1) Same as for HIV-1, to my knowledge.
2) Yes.
End of this thread.
HH, MD
Doc,
I asked the testing lab if the test checked for HIV2 and they said yes it did. Question on the HIV2 thing again:
1. what is known about the window period for HIV2?
2. would it come up in a test at 8 weeks?
Thank you for your help.
Yes. Oral sex is virtually zero risk for HIV transmission.
HHH, MD
Yes, protected vaginal sex, but "unprotected" oral sex. Are my chances pretty much zero to have HIV from the oral sex to at this point?
Wow! All that testing for a single episode of protected vaginal sex? The chance you acquired HIV is almost zero, certainly less than one in a million. (OK, maybe as "high" as 1 in 100,000 if your partner happened to have HIV, which she probably didn't.)
1) Search the forum for "time to positive HIV test" for giant amounts of reading on this topic. Virtually everyone is positive by 3 months, but with modern tests most infected people develop positive results by 4 weeks and it probably approaches 95-99% by 6-8 weeks. There is some debate around the specific figures, but the point it that it is not necessary to wait 3 months to get useful information, and I believe it is wrong to counsel people that they need to wait 3 months before first being tested. Anyway, with a negative result at 8 weeks, the chance your test will turn positive by 3 months probably is less than the chance you'll be struck by lightning--i.e., virtually zero.

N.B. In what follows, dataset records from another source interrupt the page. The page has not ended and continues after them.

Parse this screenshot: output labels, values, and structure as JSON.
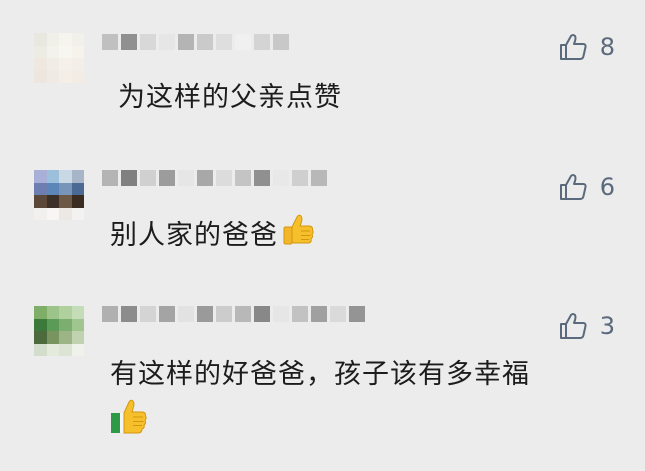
{
  "comments": [
    {
      "text": "为这样的父亲点赞",
      "likes": "8",
      "avatar_colors": [
        "#e8e8e0",
        "#f0f0e8",
        "#f6f4ee",
        "#f2f0ea",
        "#ecece4",
        "#f4f2ec",
        "#f8f6f0",
        "#f6f2ec",
        "#eee8e0",
        "#f2ece6",
        "#f6f0ea",
        "#f4eee8",
        "#ece6de",
        "#f0eae4",
        "#f4eee6",
        "#f2ece4"
      ],
      "name_blocks": [
        "#c0c0c0",
        "#909090",
        "#d8d8d8",
        "#e6e6e6",
        "#b4b4b4",
        "#cacaca",
        "#dedede",
        "#f0f0f0",
        "#d4d4d4",
        "#c8c8c8"
      ]
    },
    {
      "text": "别人家的爸爸",
      "likes": "6",
      "avatar_colors": [
        "#a8b0d8",
        "#9cc0dc",
        "#c8d8e4",
        "#a8b4c8",
        "#6c7fb0",
        "#5d86b8",
        "#7894b8",
        "#4a6a94",
        "#5c4838",
        "#3c3028",
        "#6c5844",
        "#3a2c20",
        "#f2f0ee",
        "#f8f6f4",
        "#ece8e4",
        "#f4f2f0"
      ],
      "name_blocks": [
        "#b4b4b4",
        "#808080",
        "#d0d0d0",
        "#9c9c9c",
        "#e6e6e6",
        "#a8a8a8",
        "#dcdcdc",
        "#c4c4c4",
        "#909090",
        "#e8e8e8",
        "#cfcfcf",
        "#b8b8b8"
      ]
    },
    {
      "text": "有这样的好爸爸，孩子该有多幸福",
      "likes": "3",
      "avatar_colors": [
        "#7fae68",
        "#9cc48a",
        "#b0d09e",
        "#c4dcb8",
        "#3c7a3c",
        "#5c9a58",
        "#7cae70",
        "#a0c690",
        "#4c6a3c",
        "#7a9460",
        "#9cb486",
        "#c0d2b0",
        "#d4dccc",
        "#e4eadc",
        "#dce4d4",
        "#eef2ea"
      ],
      "name_blocks": [
        "#b0b0b0",
        "#8c8c8c",
        "#d4d4d4",
        "#a4a4a4",
        "#e2e2e2",
        "#9a9a9a",
        "#cccccc",
        "#b8b8b8",
        "#888888",
        "#e6e6e6",
        "#c2c2c2",
        "#a0a0a0",
        "#dadada",
        "#949494"
      ]
    }
  ],
  "icons": {
    "like": "thumbs-up-outline-icon",
    "emoji": "thumbs-up-emoji-icon"
  },
  "colors": {
    "background": "#ececec",
    "like_icon": "#5a6a7c",
    "text": "#1c1c1c",
    "emoji_yellow": "#f6c02c",
    "emoji_sleeve": "#2e9a48"
  }
}
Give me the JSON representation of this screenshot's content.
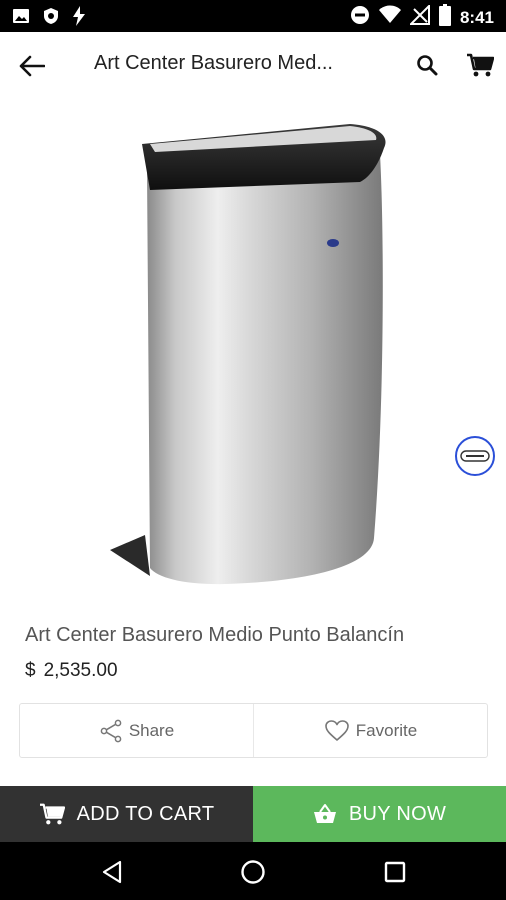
{
  "status_bar": {
    "time": "8:41",
    "left_icons": [
      "image-icon",
      "shield-icon",
      "flash-icon"
    ],
    "right_icons": [
      "do-not-disturb-icon",
      "wifi-icon",
      "no-signal-icon",
      "battery-icon"
    ]
  },
  "app_bar": {
    "title": "Art Center Basurero Med...",
    "back_icon": "arrow-back-icon",
    "search_icon": "search-icon",
    "cart_icon": "cart-icon"
  },
  "product": {
    "image_alt": "stainless-steel-half-round-trash-bin",
    "name": "Art Center Basurero Medio Punto Balancín",
    "currency": "$",
    "price": "2,535.00"
  },
  "actions": {
    "share_label": "Share",
    "favorite_label": "Favorite"
  },
  "bottom_bar": {
    "add_to_cart_label": "ADD TO CART",
    "buy_now_label": "BUY NOW",
    "add_to_cart_color": "#323232",
    "buy_now_color": "#5cb85c"
  },
  "nav_bar": {
    "back": "nav-back-icon",
    "home": "nav-home-icon",
    "recents": "nav-recents-icon"
  }
}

2) Last I checked, roughly half the HIV tests being routinely used in the United States were dual HIV-1/2 tests. If your test says HIV-1 only, I'm sure that's what it was.
3) HIV-2 is extraordinarily rare in the US. I'm not sure that even one sexual transmission has been documented; most (all?) of the rare cases so far were acquired in other countries. So the chance you have HIV-2 is zero, for practical purposes.
4) Read the innumerable other threads on "time to positive HIV test". For most people in your circumstance, in which there is no medical indication for testing, only the reassurance, stress-reduction benefit, I recommend a single test at 6-8 weeks; or, if not too nervous and able to wait 3 months, a single test at that time.